黎可可的眼神,他一眼就可以分辨出来。

    原以为她会在这两个月后再恢复记忆,没想到,两个月的时间都不给他。今早在别墅里看到那熟悉的眼神,他有些不知所措。

    首先想到的,便是他又骗她了。

    他把她骗去照顾他,让她与他同一间别墅,同一个主卧住了一个多月。她说过,就算她死,她也不想见到他。

    是啊,就算她死,也不愿意见到他,见到他,脏了她的转世轮回路。

    车子在梅园外停下。

    林助理先一步下了车,走到后车座前将车门拉开。

    傅尧寒看了他一眼,示意了一下怀里的女人,“你抱欧若进别墅,放在三楼的客房。”

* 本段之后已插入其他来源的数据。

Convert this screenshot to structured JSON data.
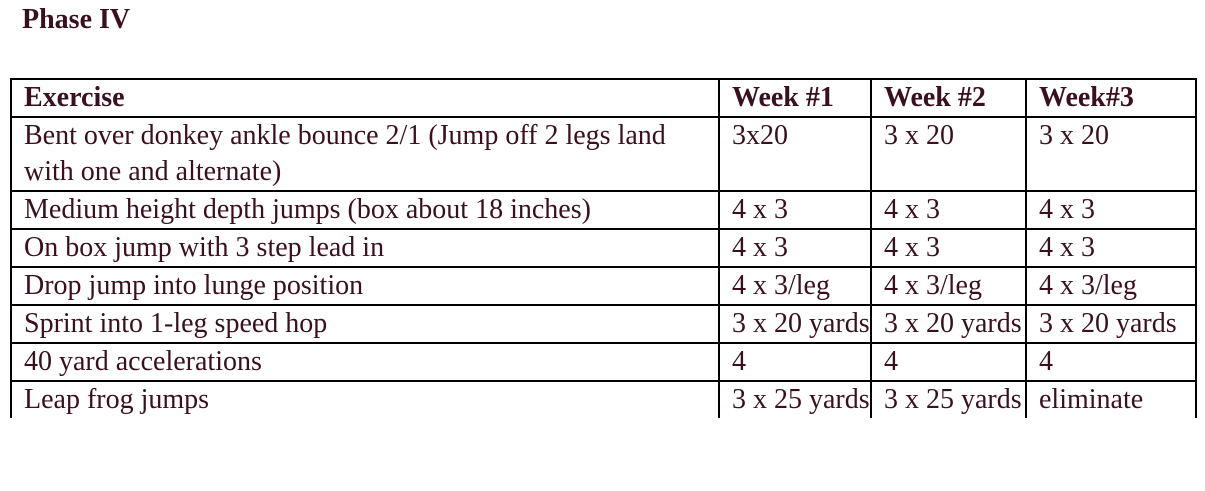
{
  "title": "Phase IV",
  "table": {
    "headers": [
      "Exercise",
      "Week #1",
      "Week #2",
      "Week#3"
    ],
    "rows": [
      {
        "exercise": "Bent over donkey ankle bounce 2/1 (Jump off 2 legs land with one and alternate)",
        "week1": "3x20",
        "week2": "3 x 20",
        "week3": "3 x 20"
      },
      {
        "exercise": "Medium height depth jumps (box about 18 inches)",
        "week1": "4 x 3",
        "week2": "4 x 3",
        "week3": "4 x 3"
      },
      {
        "exercise": "On box jump with 3 step lead in",
        "week1": "4 x 3",
        "week2": "4 x 3",
        "week3": "4 x 3"
      },
      {
        "exercise": "Drop jump into lunge position",
        "week1": "4 x 3/leg",
        "week2": "4 x 3/leg",
        "week3": "4 x 3/leg"
      },
      {
        "exercise": "Sprint into 1-leg speed hop",
        "week1": "3 x 20 yards",
        "week2": "3 x 20 yards",
        "week3": "3 x 20 yards"
      },
      {
        "exercise": "40 yard accelerations",
        "week1": "4",
        "week2": "4",
        "week3": "4"
      },
      {
        "exercise": "Leap frog jumps",
        "week1": "3 x 25 yards",
        "week2": "3 x 25 yards",
        "week3": "eliminate"
      }
    ]
  }
}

    二楼的主卧,二楼的客房,都曾经是他和她一起住过的房间。三楼是新的客房,她应该不会嫌弃的。

    林助理愣了几秒钟,好一会儿才反应过来。

    傅总让他抱夫人?

    林助理还是依照吩咐做了。

    他小心翼翼地去抱傅尧寒怀里的欧若,手刚碰到女人的胳膊,欧若便睁开眼睛醒了。见欧若醒了,林助理也舒了一口气。

    以前傅总可是从来不让别的男人碰夫人,他也不敢碰。

    “到了吗?”欧若睡眼惺忪地问。

    傅尧寒见她醒了,便有意识地往车门的方向挪了一步,与她产生了一些距离。他点了一下头,“到了。”

    男人先一步下了车,等她下车后,傅尧寒才抬脚往梅园院子里走。他说:“这是我在京城经常住的地方,如果你不喜欢,我可以让林助理安排……”

    “我喜欢。”欧若打断他的话,便凑到他身旁,挽上他的手臂。在她挽上他手臂的那刻,她明显感觉到他身子的僵硬。

    感觉到了,但欧若没有表现出来。她还是乐呵呵地与他一起进了别墅,在玄关换了鞋。

    吴妈迎了过来,“先生小姐,需要准备夜宵吗?”

    傅尧寒:“您给欧小姐准备一点,我不吃了。另外,您把三楼的客房收拾一下,给欧小姐和七月小姐住。”

    “小姐她不和您……”

    吴妈话还没说完,便咽了下去。先生不喜欢别人干涉他的事情,她很早前就知道。但先生和小姐以及小小姐一起在梅园住了一段时间,这一个多月没有见到人,难道是又吵架了?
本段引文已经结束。